When I tell my friends about this yearly event they are a bit confused. Most people, after all, couldn't identify their third cousins in a line-up, let alone snuggle with them on a couch. We're close. We know each-other's lives. We get in each-other's business. We've got endless inside jokes. Nothing is sacred. Nothing is private. For example, I was showering (which is a no-no due to the house using well water) in a shower with clear panes this weekend, when my cousin barged in stating that "she was going to jump in with me. Is that okay?" The only correct answer to that on cousin's weekend (the name for this long-weekend we spend together) is "sure." So...yeah...privacy is non-existent.
We spend our mornings sitting around the kitchen table, discussing each-others lives--who's got a significant other, who had a bowel movement in the past day, who was embarrassed by a parent in the last year, whose job is the most difficult--while eating breakfast. At around noon, the breakfast food is changed out for lunch foods and the conversation reconvenes on the dock (the house is on a lake). Conversation continues in a similar manner, discussion slightly shifting to that of body hair, vacations, non-present family members and yes, still bowel movements. By dinner time, we're having these same conversations, congregated around plates of my grandmother's pasta, made with love in her suburban town-home, and some fancy salad created by my second cousin who was assigned the responsibility because even that exceeds the bounds of her domestic capabilities.

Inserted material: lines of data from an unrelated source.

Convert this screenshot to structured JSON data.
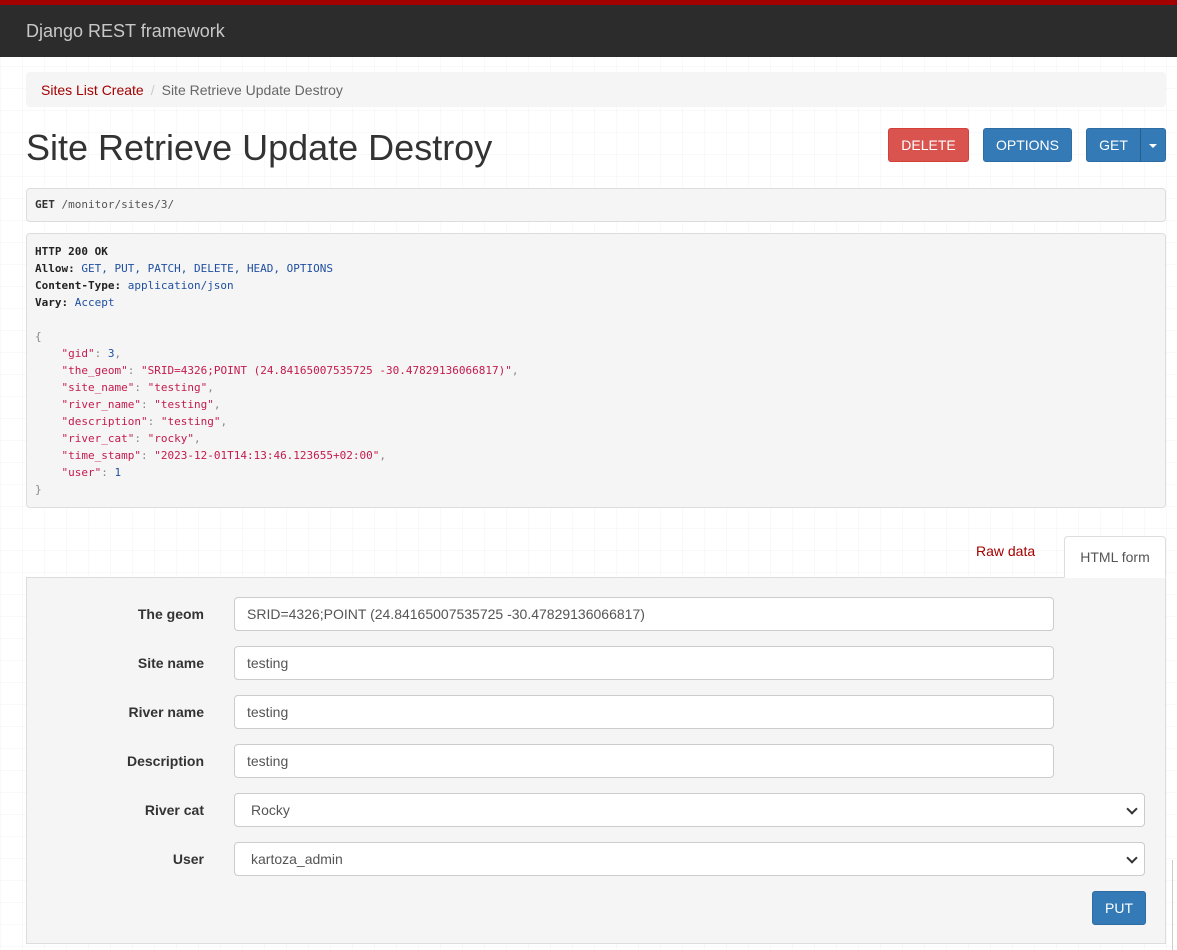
{
  "navbar": {
    "brand": "Django REST framework"
  },
  "breadcrumb": {
    "parent": "Sites List Create",
    "current": "Site Retrieve Update Destroy"
  },
  "page": {
    "title": "Site Retrieve Update Destroy"
  },
  "actions": {
    "delete": "DELETE",
    "options": "OPTIONS",
    "get": "GET"
  },
  "request": {
    "method": "GET",
    "path": "/monitor/sites/3/"
  },
  "response": {
    "status": "HTTP 200 OK",
    "headers": [
      {
        "name": "Allow:",
        "value": "GET, PUT, PATCH, DELETE, HEAD, OPTIONS"
      },
      {
        "name": "Content-Type:",
        "value": "application/json"
      },
      {
        "name": "Vary:",
        "value": "Accept"
      }
    ],
    "open_brace": "{",
    "close_brace": "}",
    "body": [
      {
        "key": "\"gid\"",
        "value": "3",
        "type": "number",
        "comma": ","
      },
      {
        "key": "\"the_geom\"",
        "value": "\"SRID=4326;POINT (24.84165007535725 -30.47829136066817)\"",
        "type": "string",
        "comma": ","
      },
      {
        "key": "\"site_name\"",
        "value": "\"testing\"",
        "type": "string",
        "comma": ","
      },
      {
        "key": "\"river_name\"",
        "value": "\"testing\"",
        "type": "string",
        "comma": ","
      },
      {
        "key": "\"description\"",
        "value": "\"testing\"",
        "type": "string",
        "comma": ","
      },
      {
        "key": "\"river_cat\"",
        "value": "\"rocky\"",
        "type": "string",
        "comma": ","
      },
      {
        "key": "\"time_stamp\"",
        "value": "\"2023-12-01T14:13:46.123655+02:00\"",
        "type": "string",
        "comma": ","
      },
      {
        "key": "\"user\"",
        "value": "1",
        "type": "number",
        "comma": ""
      }
    ]
  },
  "tabs": {
    "raw": "Raw data",
    "html": "HTML form"
  },
  "form": {
    "the_geom": {
      "label": "The geom",
      "value": "SRID=4326;POINT (24.84165007535725 -30.47829136066817)"
    },
    "site_name": {
      "label": "Site name",
      "value": "testing"
    },
    "river_name": {
      "label": "River name",
      "value": "testing"
    },
    "description": {
      "label": "Description",
      "value": "testing"
    },
    "river_cat": {
      "label": "River cat",
      "selected": "Rocky"
    },
    "user": {
      "label": "User",
      "selected": "kartoza_admin"
    },
    "submit": "PUT"
  },
  "colors": {
    "navbar": "#2c2c2c",
    "accent": "#a30000",
    "primary": "#337ab7",
    "danger": "#d9534f"
  }
}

Together we eat dinner. Cousins from white collar, upper middle class families, with second cousins and third cousins from upper class wealth, discussing all the same things over the same food. By nine o'clock we're playing games with the cousins from our own generations and listening to stories of times passed told by members of older generations. By one in the morning, the "adults" have retired to their rooms (they get beds) while the "kids" (actually all teens and twenty-somethings now) rush to find spaces on the floors in sleeping bags, and on air-mattresses, and on couches, according to seniority.
The four days proceed like this--fairly predictable with the odd celebration of an engagement, or wedding, or expected baby. A lot of talking, close quarters, uncomfortable sleeping, lack of showering, sun, chaos, and food. It's noisy and overwhelming and full of joy and love. A simple weekend, not at all about the entertainment or relaxation, and completely about quality time, maintaining relationships, maintaining family history, maintaining culture. It's an experience that most families don't get. An experience that I am privileged to have...
no matter how little privacy it enables me.